If our audiences have less attention than a goldfish, it's important to push the right "hot buttons"
Did you know that the average attention span for a new idea, we page or piece of content is now only 8 seconds - compare that to a goldfish at 9 seconds. It’s pretty startling and when you observe your own behaviour, or mine at least, 8 seconds does feel like a short time. But it depends on the context, in this post, Dave Chaffey talks about a 2 second rule to get your message across as someone visits your site or social media outpost for the first time, comparing it to the 7 seconds we supposedly look at an outdoor billboard.
Rational vs Emotional Content
This got me thinking how so much content that we create does not take the huge lack of time into account. We write and create so much content. Of course there’s a time and place for the detail, our features need comparing, we believe, when a consumer is at purchase stage.
We’ve explored this with our content matrix, above. Here the aim is to aligh content types which leverage emotional and rational with awareness and purchase. It’s a useful graphic, though does still assume that we’re rational at point of purchase.
Of course, the shopping psychologists and experts, books such as Buy-ology and Why We Buy - will all tell you the science reveals two reasons as to why we buy - the rational reason and the real reason. It’s why cheap does not always win, why people smoke, drastically over-spend, and so on. The principle is that human purchase decisions are emotional, most certainly in the west where our needs are, for most people, more than met something explored by Maslow’s hierarchy of needs back in the 1940’s. I guess we human’s can easily construct logic, easily can post-rationalise.
The diagram above, from this Marketing Prof’s article, is great to take the Content Matrix to a deeper and detailed level. I like how the varying degree of logic is taken into account
Emotional wants vs needs
I don’t feel it’s safe to overstate logic in such a time starved. And the data, in this case by the IPA backs that up too - albeit advertising not content:
The IPA says
- In ‘Marketing in the Era of Accountability’, the IPA proved that emotional ads were 94% more effective than rational or informative ads.
- Creatively awarded campaigns are much more likely to be ‘emotional’ than ‘rational’ (44% vs. 19%).
- Creative campaigns are 12 times more efficient at delivering business success. The more creatively awarded, the more effective.
Emotional content?
In short we’re talking about the different between ‘need’ and ‘want’. And I wonder, in a marketing world all content focussed, are many really getting this human, emotional element right? Where are all the examples, really? A client asked me this earlier this week and there aren’t that many. Here’s 4 that we can learn from:
“The 16 Marketing Hot Buttons” - Sell the dream
But how do you do it? We’re comfortable with models and frameworks that align content buyer journeys and consumer behaviours, we really like the 3S model here, and the notion of Storytelling for consumer engagement offers the the steps and process. But what do you make those content stories about - what’s the consumer insight to build the story on? This is where the idea of Marketing Hot Buttons comes in.
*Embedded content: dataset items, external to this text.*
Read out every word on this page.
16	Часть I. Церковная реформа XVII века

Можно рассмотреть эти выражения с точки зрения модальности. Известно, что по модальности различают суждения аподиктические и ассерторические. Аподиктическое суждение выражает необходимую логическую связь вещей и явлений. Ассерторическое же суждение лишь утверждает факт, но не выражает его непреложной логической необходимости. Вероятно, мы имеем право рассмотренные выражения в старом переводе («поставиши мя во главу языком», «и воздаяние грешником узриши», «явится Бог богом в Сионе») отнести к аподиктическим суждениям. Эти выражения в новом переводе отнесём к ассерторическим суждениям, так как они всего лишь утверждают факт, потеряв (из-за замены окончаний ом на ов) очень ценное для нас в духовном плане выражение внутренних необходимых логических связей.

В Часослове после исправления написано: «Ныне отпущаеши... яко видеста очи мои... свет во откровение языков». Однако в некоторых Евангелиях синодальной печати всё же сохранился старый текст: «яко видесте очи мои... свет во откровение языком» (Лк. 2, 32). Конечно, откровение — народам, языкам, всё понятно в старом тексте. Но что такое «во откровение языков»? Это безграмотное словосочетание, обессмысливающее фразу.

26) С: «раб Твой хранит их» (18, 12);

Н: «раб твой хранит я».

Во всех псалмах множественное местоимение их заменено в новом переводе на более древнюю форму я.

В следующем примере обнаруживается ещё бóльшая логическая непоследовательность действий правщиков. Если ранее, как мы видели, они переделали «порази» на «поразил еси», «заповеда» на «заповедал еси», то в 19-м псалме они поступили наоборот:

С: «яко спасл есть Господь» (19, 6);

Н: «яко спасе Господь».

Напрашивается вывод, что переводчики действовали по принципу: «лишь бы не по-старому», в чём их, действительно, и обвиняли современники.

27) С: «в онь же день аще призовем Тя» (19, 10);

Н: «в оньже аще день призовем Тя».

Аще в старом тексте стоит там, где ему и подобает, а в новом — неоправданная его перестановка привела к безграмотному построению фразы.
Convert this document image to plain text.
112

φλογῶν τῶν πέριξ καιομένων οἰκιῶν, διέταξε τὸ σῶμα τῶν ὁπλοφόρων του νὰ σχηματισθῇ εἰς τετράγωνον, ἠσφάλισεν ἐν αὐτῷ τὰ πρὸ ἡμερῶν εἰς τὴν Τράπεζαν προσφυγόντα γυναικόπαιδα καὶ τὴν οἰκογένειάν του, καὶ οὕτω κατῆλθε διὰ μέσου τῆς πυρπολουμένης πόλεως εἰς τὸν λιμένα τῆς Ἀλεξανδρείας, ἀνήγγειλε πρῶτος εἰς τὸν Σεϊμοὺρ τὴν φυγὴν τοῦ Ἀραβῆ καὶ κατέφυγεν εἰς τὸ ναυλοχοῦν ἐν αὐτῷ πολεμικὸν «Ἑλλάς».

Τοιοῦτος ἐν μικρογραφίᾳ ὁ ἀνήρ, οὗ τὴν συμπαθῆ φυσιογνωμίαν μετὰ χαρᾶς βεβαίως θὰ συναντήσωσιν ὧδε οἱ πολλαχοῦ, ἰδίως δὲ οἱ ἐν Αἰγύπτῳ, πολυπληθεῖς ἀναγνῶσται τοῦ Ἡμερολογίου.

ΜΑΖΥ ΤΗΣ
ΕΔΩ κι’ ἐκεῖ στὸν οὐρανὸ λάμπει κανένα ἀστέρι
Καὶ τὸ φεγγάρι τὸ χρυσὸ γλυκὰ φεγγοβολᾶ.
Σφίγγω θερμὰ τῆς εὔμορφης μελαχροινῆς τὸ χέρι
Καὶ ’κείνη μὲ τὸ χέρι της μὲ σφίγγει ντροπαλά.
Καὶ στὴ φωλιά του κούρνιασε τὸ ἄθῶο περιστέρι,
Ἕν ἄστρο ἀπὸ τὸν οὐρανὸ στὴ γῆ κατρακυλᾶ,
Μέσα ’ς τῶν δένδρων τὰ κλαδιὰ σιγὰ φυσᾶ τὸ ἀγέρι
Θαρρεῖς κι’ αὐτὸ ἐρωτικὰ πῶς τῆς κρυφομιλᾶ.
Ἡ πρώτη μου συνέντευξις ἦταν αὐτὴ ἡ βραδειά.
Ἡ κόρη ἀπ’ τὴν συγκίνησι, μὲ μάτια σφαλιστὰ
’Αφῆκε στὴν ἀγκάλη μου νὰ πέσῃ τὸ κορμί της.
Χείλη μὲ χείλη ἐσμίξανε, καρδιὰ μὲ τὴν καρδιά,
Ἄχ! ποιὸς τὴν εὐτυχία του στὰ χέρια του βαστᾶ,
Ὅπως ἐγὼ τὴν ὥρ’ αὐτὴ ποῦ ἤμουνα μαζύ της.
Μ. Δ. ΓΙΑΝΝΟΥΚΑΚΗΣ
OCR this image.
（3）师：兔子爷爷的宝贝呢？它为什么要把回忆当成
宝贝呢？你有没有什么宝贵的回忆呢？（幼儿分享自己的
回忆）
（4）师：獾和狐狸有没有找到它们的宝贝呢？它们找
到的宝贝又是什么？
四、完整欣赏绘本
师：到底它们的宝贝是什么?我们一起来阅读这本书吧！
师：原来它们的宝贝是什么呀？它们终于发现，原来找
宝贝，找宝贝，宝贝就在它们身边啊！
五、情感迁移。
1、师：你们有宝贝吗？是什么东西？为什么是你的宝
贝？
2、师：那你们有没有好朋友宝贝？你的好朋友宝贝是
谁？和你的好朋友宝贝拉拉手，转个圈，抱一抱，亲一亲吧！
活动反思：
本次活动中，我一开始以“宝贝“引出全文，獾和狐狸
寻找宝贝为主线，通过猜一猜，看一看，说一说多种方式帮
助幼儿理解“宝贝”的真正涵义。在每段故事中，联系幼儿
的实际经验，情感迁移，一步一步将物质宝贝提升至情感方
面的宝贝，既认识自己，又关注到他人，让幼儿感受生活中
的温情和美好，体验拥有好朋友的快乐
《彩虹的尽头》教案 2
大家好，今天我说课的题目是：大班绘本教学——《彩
Barry Feig’s ‘Hot Buttons’ idea is basically about standing on the same emotional footing as your customer, connecting through an emotional benefit, you find out what motivates and inspires and align your brand to that - you’re adding to your product through imagery and association by appealing to their self image. What struck me is that the 16 ‘buttons’ that marketers can ‘push’ to get people to buy are things that we do (or could do) with content generation. We can see the examples above do that to a tee. The top needs that Feig identifies are:
- Control
- Superiority
- Discovery
- Family values
- Belonging
- Fun
- More time
- The best
- Self-achievement
- Helping others
- Reinventing oneself
There are an additional 5 in the book, which is a must-read, what do hot buttons does your consumer base have. How could you easily find out if you don’t know?
If you want content that connects, that engages and the deepest level to drive sale, then this has to be a great place to start for campaigns and content generation?